Tuesday, March 5, 2013

My ABC's are Red and Blue

Guess what interesting thing I've learned recently? I am a synesthete! Yeah! What in the world is that?
A few weeks ago a friend heard me say "I think in color" and she replied, "There's a name for that!"
I see things in colors, like words and letters and numbers. When I was a kid I thought I was super weird! Nobody seemed to understand what I was talking about, so after a few hesitant attempts, I decided to never mention it again. Case closed! 


Well anyway, I looked it up and it seems I'm not so weird after all....let me rephrase...I'm not so alone in being weird. Ha ha. 

Here are some quotes from two sources that were helpful in defining what synesthesia is.
I am mostly the "common one", color-graphemic.


Our friend, Wikipedia
Synesthesia
(also spelled synæsthesia or synaesthesia, plural synesthesiæ or synæsthesiæ), from the ancient Greek σύν (syn), "together," and αἴσθησις (aisthēsis), "sensation," is a neurological condition in which stimulation of one sensory or cognitive pathway leads to automatic, involuntary experiences in a second sensory or cognitive pathway. People who report such experiences are known as synesthetes.
 In one common form of synesthesia, known as grapheme → color synesthesia or color-graphemic synesthesia, letters or numbers are perceived as inherently colored, while in ordinal linguistic personification, numbers, days of the week and months of the year evoke personalities.


The American Synesthesia Association (ASA)

Erica Goode wrote in the New York Times in September 1999, "Most people experience the sensory world as a place of orderly segregation. Sight, sound, smell, taste and touch are distinct and separate: A Beethoven symphony is not pink and azure; the name Angela does not taste like creamed spinach. Yet there are those for whom these basic rules of the senses do not seem to apply. They have a rare condition called Synesthesia, in which the customary boundaries between the senses appear to break down, sight mingling with sound, or taste with touch." Copyright © 1999 The New York Times Company. Reprinted with permission.

Now in 2005, we believe that this ability called Synesthesia is perhaps not as rare as it was once believed to be. Though synesthesia has been known for the past 300 years, it is only in the last two decades or so that it has been seriously studied by scientists.
(from the ASA website, About Us)


Here's how I see letters and numbers. Basically. There aren't enough shade choices, but you get the idea.

A B C D E F G H I J K L M N O P Q R S T U V W X Y Z

a b c d e f g h I j k l m

0 1 2 3 4 5 6 7 8 9 10
 
 


The color-grapheme thing was obvious to me at a young age, and when I went to school I was confused because I was being taught the letters in a different color than I saw them in. This was tough, but I kept quiet about it. The curriculum that was being used taught each letter on a large card with a colored letter and a corresponding animal.

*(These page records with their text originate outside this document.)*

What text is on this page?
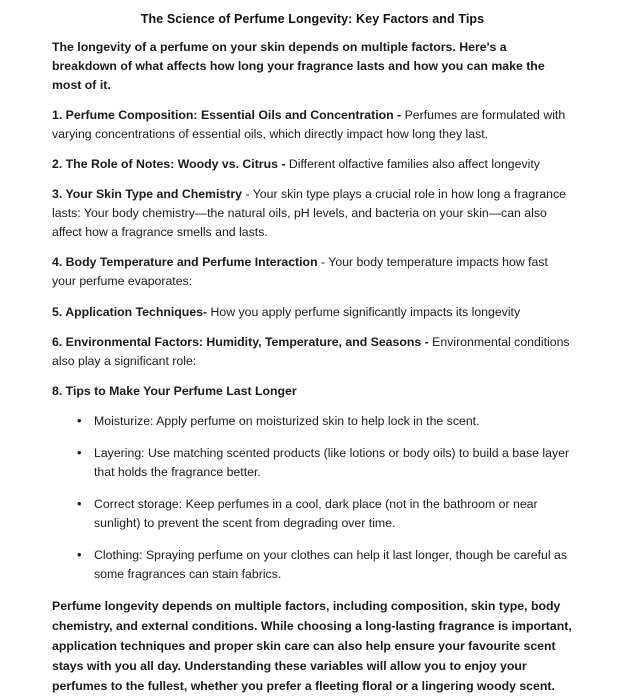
The Science of Perfume Longevity: Key Factors and Tips

The longevity of a perfume on your skin depends on multiple factors. Here's a breakdown of what affects how long your fragrance lasts and how you can make the most of it.

1. Perfume Composition: Essential Oils and Concentration - Perfumes are formulated with varying concentrations of essential oils, which directly impact how long they last.

2. The Role of Notes: Woody vs. Citrus - Different olfactive families also affect longevity

3. Your Skin Type and Chemistry - Your skin type plays a crucial role in how long a fragrance lasts: Your body chemistry—the natural oils, pH levels, and bacteria on your skin—can also affect how a fragrance smells and lasts.

4. Body Temperature and Perfume Interaction - Your body temperature impacts how fast your perfume evaporates:

5. Application Techniques- How you apply perfume significantly impacts its longevity

6. Environmental Factors: Humidity, Temperature, and Seasons - Environmental conditions also play a significant role:

8. Tips to Make Your Perfume Last Longer

• Moisturize: Apply perfume on moisturized skin to help lock in the scent.
• Layering: Use matching scented products (like lotions or body oils) to build a base layer that holds the fragrance better.
• Correct storage: Keep perfumes in a cool, dark place (not in the bathroom or near sunlight) to prevent the scent from degrading over time.
• Clothing: Spraying perfume on your clothes can help it last longer, though be careful as some fragrances can stain fabrics.

Perfume longevity depends on multiple factors, including composition, skin type, body chemistry, and external conditions. While choosing a long-lasting fragrance is important, application techniques and proper skin care can also help ensure your favourite scent stays with you all day. Understanding these variables will allow you to enjoy your perfumes to the fullest, whether you prefer a fleeting floral or a lingering woody scent.
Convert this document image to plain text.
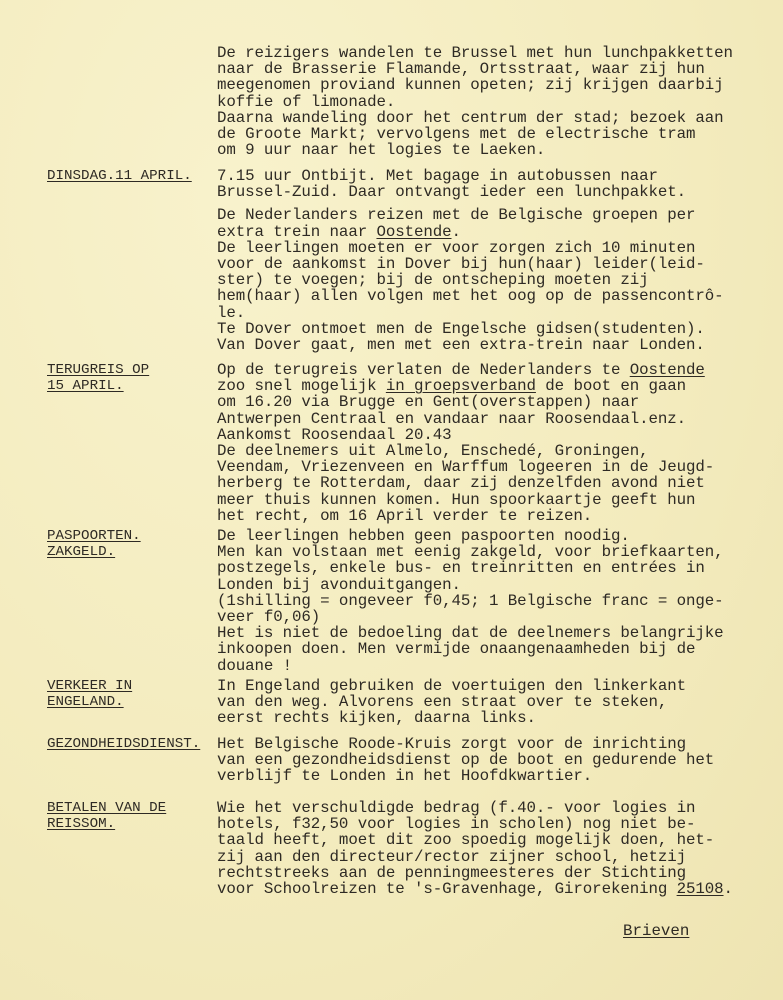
De reizigers wandelen te Brussel met hun lunchpakketten
naar de Brasserie Flamande, Ortsstraat, waar zij hun
meegenomen proviand kunnen opeten; zij krijgen daarbij
koffie of limonade.
Daarna wandeling door het centrum der stad; bezoek aan
de Groote Markt; vervolgens met de electrische tram
om 9 uur naar het logies te Laeken.
DINSDAG.11 APRIL. 7.15 uur Ontbijt. Met bagage in autobussen naar
Brussel-Zuid. Daar ontvangt ieder een lunchpakket.
De Nederlanders reizen met de Belgische groepen per
extra trein naar Oostende.
De leerlingen moeten er voor zorgen zich 10 minuten
voor de aankomst in Dover bij hun(haar) leider(leid-
ster) te voegen; bij de ontscheping moeten zij
hem(haar) allen volgen met het oog op de passencontrô-
le.
Te Dover ontmoet men de Engelsche gidsen(studenten).
Van Dover gaat, men met een extra-trein naar Londen.
TERUGREIS OP
15 APRIL.

Op de terugreis verlaten de Nederlanders te Oostende
zoo snel mogelijk in groepsverband de boot en gaan
om 16.20 via Brugge en Gent(overstappen) naar
Antwerpen Centraal en vandaar naar Roosendaal.enz.
Aankomst Roosendaal 20.43
De deelnemers uit Almelo, Enschedé, Groningen,
Veendam, Vriezenveen en Warffum logeeren in de Jeugd-
herberg te Rotterdam, daar zij denzelfden avond niet
meer thuis kunnen komen. Hun spoorkaartje geeft hun
het recht, om 16 April verder te reizen.
PASPOORTEN.
ZAKGELD.

De leerlingen hebben geen paspoorten noodig.
Men kan volstaan met eenig zakgeld, voor briefkaarten,
postzegels, enkele bus- en treinritten en entrées in
Londen bij avonduitgangen.
(1shilling = ongeveer f0,45; 1 Belgische franc = onge-
veer f0,06)
Het is niet de bedoeling dat de deelnemers belangrijke
inkoopen doen. Men vermijde onaangenaamheden bij de
douane !
VERKEER IN
ENGELAND.

In Engeland gebruiken de voertuigen den linkerkant
van den weg. Alvorens een straat over te steken,
eerst rechts kijken, daarna links.
GEZONDHEIDSDIENST. Het Belgische Roode-Kruis zorgt voor de inrichting
van een gezondheidsdienst op de boot en gedurende het
verblijf te Londen in het Hoofdkwartier.
BETALEN VAN DE
REISSOM.

Wie het verschuldigde bedrag (f.40.- voor logies in
hotels, f32,50 voor logies in scholen) nog niet be-
taald heeft, moet dit zoo spoedig mogelijk doen, het-
zij aan den directeur/rector zijner school, hetzij
rechtstreeks aan de penningmeesteres der Stichting
voor Schoolreizen te 's-Gravenhage, Girorekening 25108.
Brieven
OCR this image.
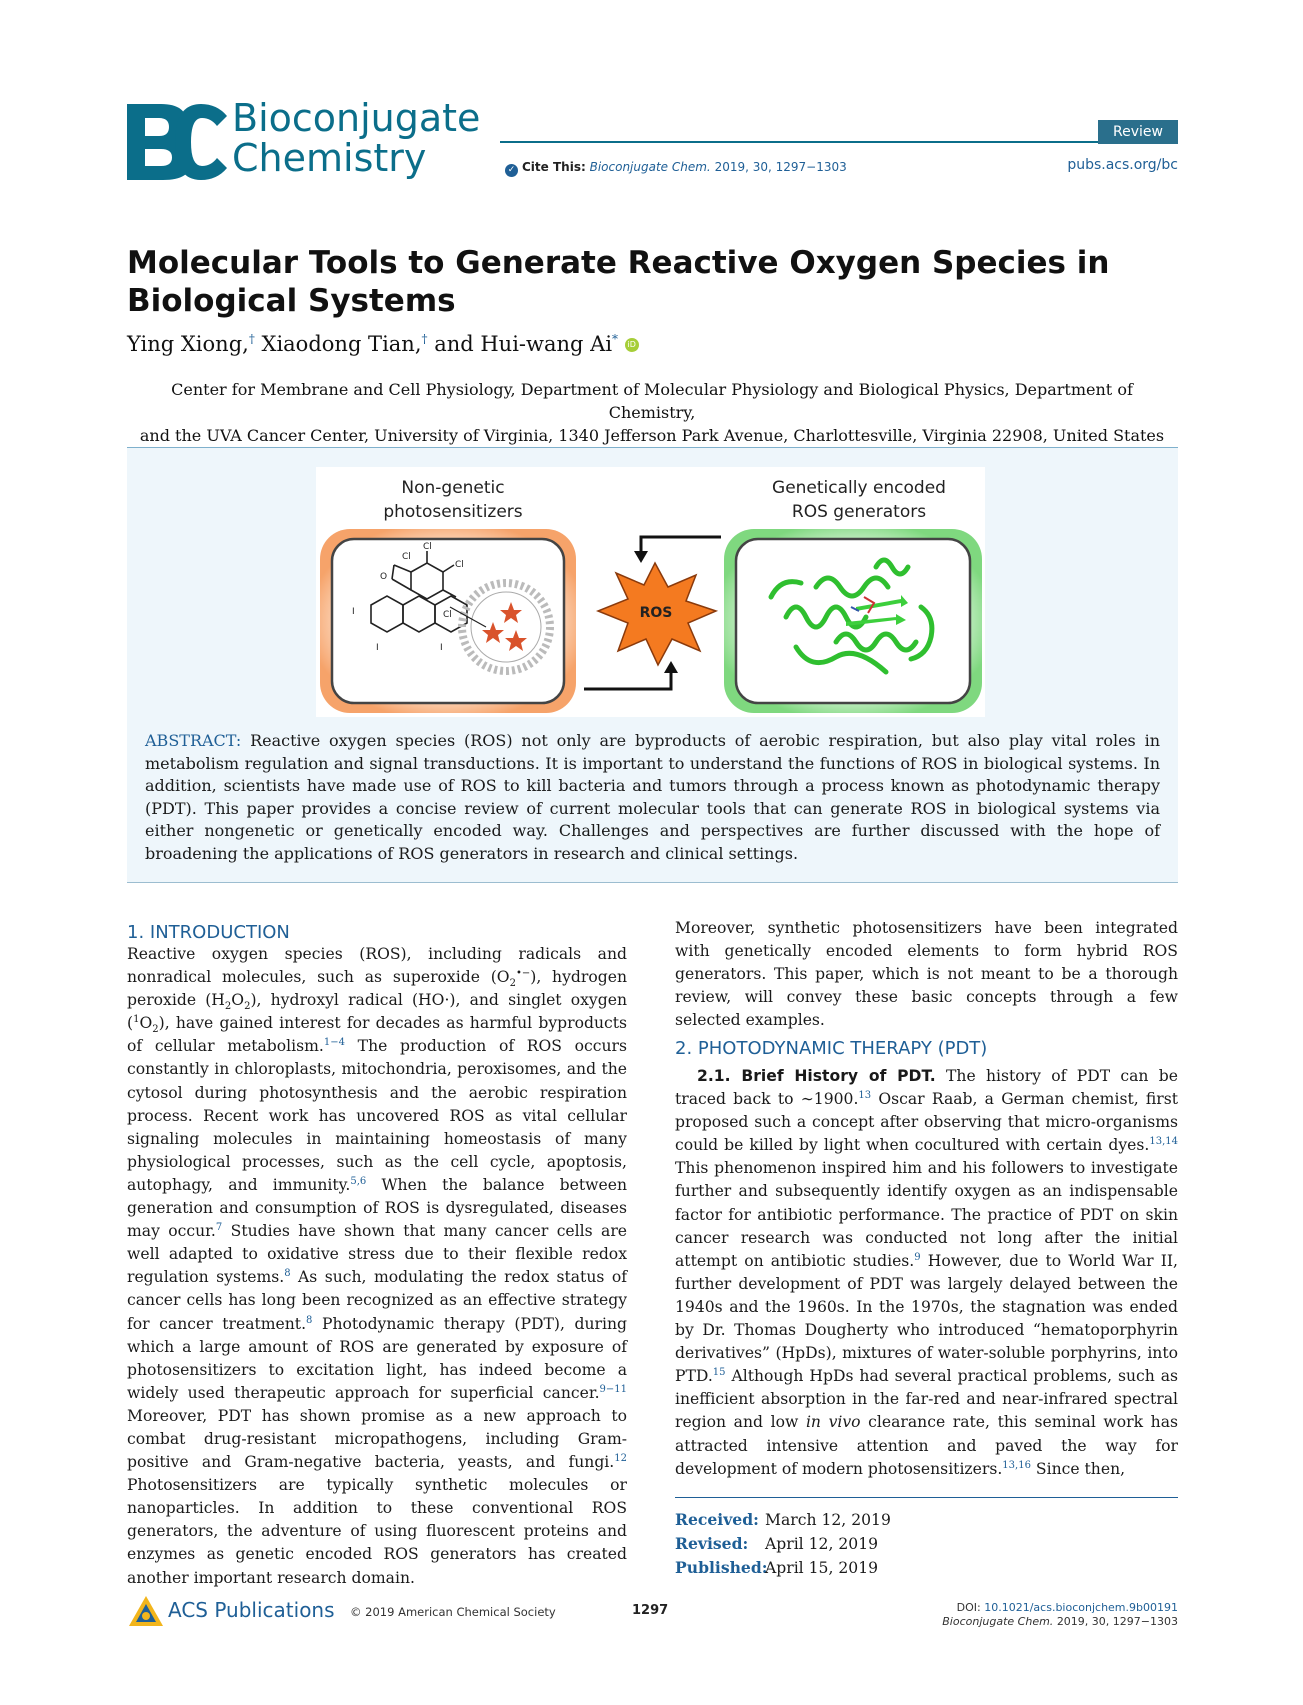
Bioconjugate
Chemistry
Review
✓ Cite This: Bioconjugate Chem. 2019, 30, 1297−1303	pubs.acs.org/bc
Molecular Tools to Generate Reactive Oxygen Species in Biological Systems
Ying Xiong,† Xiaodong Tian,† and Hui-wang Ai* iD
Center for Membrane and Cell Physiology, Department of Molecular Physiology and Biological Physics, Department of Chemistry,
and the UVA Cancer Center, University of Virginia, 1340 Jefferson Park Avenue, Charlottesville, Virginia 22908, United States
Non-genetic
photosensitizers
Genetically encoded
ROS generators
Cl
Cl
Cl
Cl
O
I
I	I
I	ROS
ABSTRACT: Reactive oxygen species (ROS) not only are byproducts of aerobic respiration, but also play vital roles in metabolism regulation and signal transductions. It is important to understand the functions of ROS in biological systems. In addition, scientists have made use of ROS to kill bacteria and tumors through a process known as photodynamic therapy (PDT). This paper provides a concise review of current molecular tools that can generate ROS in biological systems via either nongenetic or genetically encoded way. Challenges and perspectives are further discussed with the hope of broadening the applications of ROS generators in research and clinical settings.
1. INTRODUCTION
Reactive oxygen species (ROS), including radicals and nonradical molecules, such as superoxide $(O_2^{•-})$, hydrogen peroxide $(H_2O_2)$, hydroxyl radical (HO·), and singlet oxygen $(^1O_2)$, have gained interest for decades as harmful byproducts of cellular metabolism.$^{1-4}$ The production of ROS occurs constantly in chloroplasts, mitochondria, peroxisomes, and the cytosol during photosynthesis and the aerobic respiration process. Recent work has uncovered ROS as vital cellular signaling molecules in maintaining homeostasis of many physiological processes, such as the cell cycle, apoptosis, autophagy, and immunity.$^{5,6}$ When the balance between generation and consumption of ROS is dysregulated, diseases may occur.$^7$ Studies have shown that many cancer cells are well adapted to oxidative stress due to their flexible redox regulation systems.$^8$ As such, modulating the redox status of cancer cells has long been recognized as an effective strategy for cancer treatment.$^8$ Photodynamic therapy (PDT), during which a large amount of ROS are generated by exposure of photosensitizers to excitation light, has indeed become a widely used therapeutic approach for superficial cancer.$^{9-11}$ Moreover, PDT has shown promise as a new approach to combat drug-resistant micropathogens, including Gram-positive and Gram-negative bacteria, yeasts, and fungi.$^{12}$ Photosensitizers are typically synthetic molecules or nanoparticles. In addition to these conventional ROS generators, the adventure of using fluorescent proteins and enzymes as genetic encoded ROS generators has created another important research domain.
Moreover, synthetic photosensitizers have been integrated with genetically encoded elements to form hybrid ROS generators. This paper, which is not meant to be a thorough review, will convey these basic concepts through a few selected examples.
2. PHOTODYNAMIC THERAPY (PDT)
2.1. Brief History of PDT. The history of PDT can be traced back to ∼1900.13 Oscar Raab, a German chemist, first proposed such a concept after observing that micro-organisms could be killed by light when cocultured with certain dyes.$^{13,14}$ This phenomenon inspired him and his followers to investigate further and subsequently identify oxygen as an indispensable factor for antibiotic performance. The practice of PDT on skin cancer research was conducted not long after the initial attempt on antibiotic studies.$^9$ However, due to World War II, further development of PDT was largely delayed between the 1940s and the 1960s. In the 1970s, the stagnation was ended by Dr. Thomas Dougherty who introduced “hematoporphyrin derivatives” (HpDs), mixtures of water-soluble porphyrins, into PTD.$^{15}$ Although HpDs had several practical problems, such as inefficient absorption in the far-red and near-infrared spectral region and low in vivo clearance rate, this seminal work has attracted intensive attention and paved the way for development of modern photosensitizers.$^{13,16}$ Since then,
Received: March 12, 2019
Revised: April 12, 2019
Published:April 15, 2019
ACS Publications © 2019 American Chemical Society	1297	DOI: 10.1021/acs.bioconjchem.9b00191
Bioconjugate Chem. 2019, 30, 1297−1303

I managed to convince myself that the letter was supposed to be the color that the teacher showed on the card. In trying hard to do this I became mixed up
and some letters that had been very clearly a certain color began to change or shift. I still to this day struggle with the exact shade of a few letters.

The first confusion was that the letter was "wrong".

After my first year of school the letters all "came right" again, or reverted back to the original color I saw them in. In thinking back, part of the confusion was because the letter color and the animal color seemed to collide, or not match.

For example, we learned the letter S with a sunfish. But a fish to me was dark blue or grey. And the letter on the card was yellow. And I saw S as cherry red. Also S was masculine and the sunfish was characterized as female. The meaning and the sound was a struggle, with these competing colors before my eyes. I learned fast though, reading at an early age, and I got over it.

The other interesting thing I remember about learning the alphabet was that I thought the color and the animal were just as important as the shape and the sound of the letter. I could not separate the animal and the shape of the letter from the sound and color; they were all mixed together. The letter M was always a mule, always, whatever word he happened to be in. Oh yeah and the letters have genders....and even personalities. An interesting phenomenon that I always assumed was normal for everyone.

So! How about you? Any other synesthetes out there? Don't want to admit it? Come on, it's a sign of genius.

Well, not actually, I made that up. But it COULD be, for someone!

Some famous or more well-known synesthetes were/are:
  • Vladimir Nabokov (author)
  • Franz Liszt
  • Richard Feynman (physicist)
  • Billy Joel
  • Nikola Tesla (inventor)
  • Tori Amos
  • Duke Ellington
  • Marilyn Monroe
  • Stephanie Morganstern (director)
  • Geoffrey Rush
  • Eddie van Halen
  • Michel Gagne (cartoonist - eg. Ratatouile)
 
Good company, I think!
 
I'm not ashamed of it anymore, I think it's awesome. Let the world be in colour.
 



1 comment:

  1. http://en.wikipedia.org/wiki/List_of_people_with_synesthesia

    The above link is a fascinating read. Many musicians and writers. Which makes a lot of sense to me.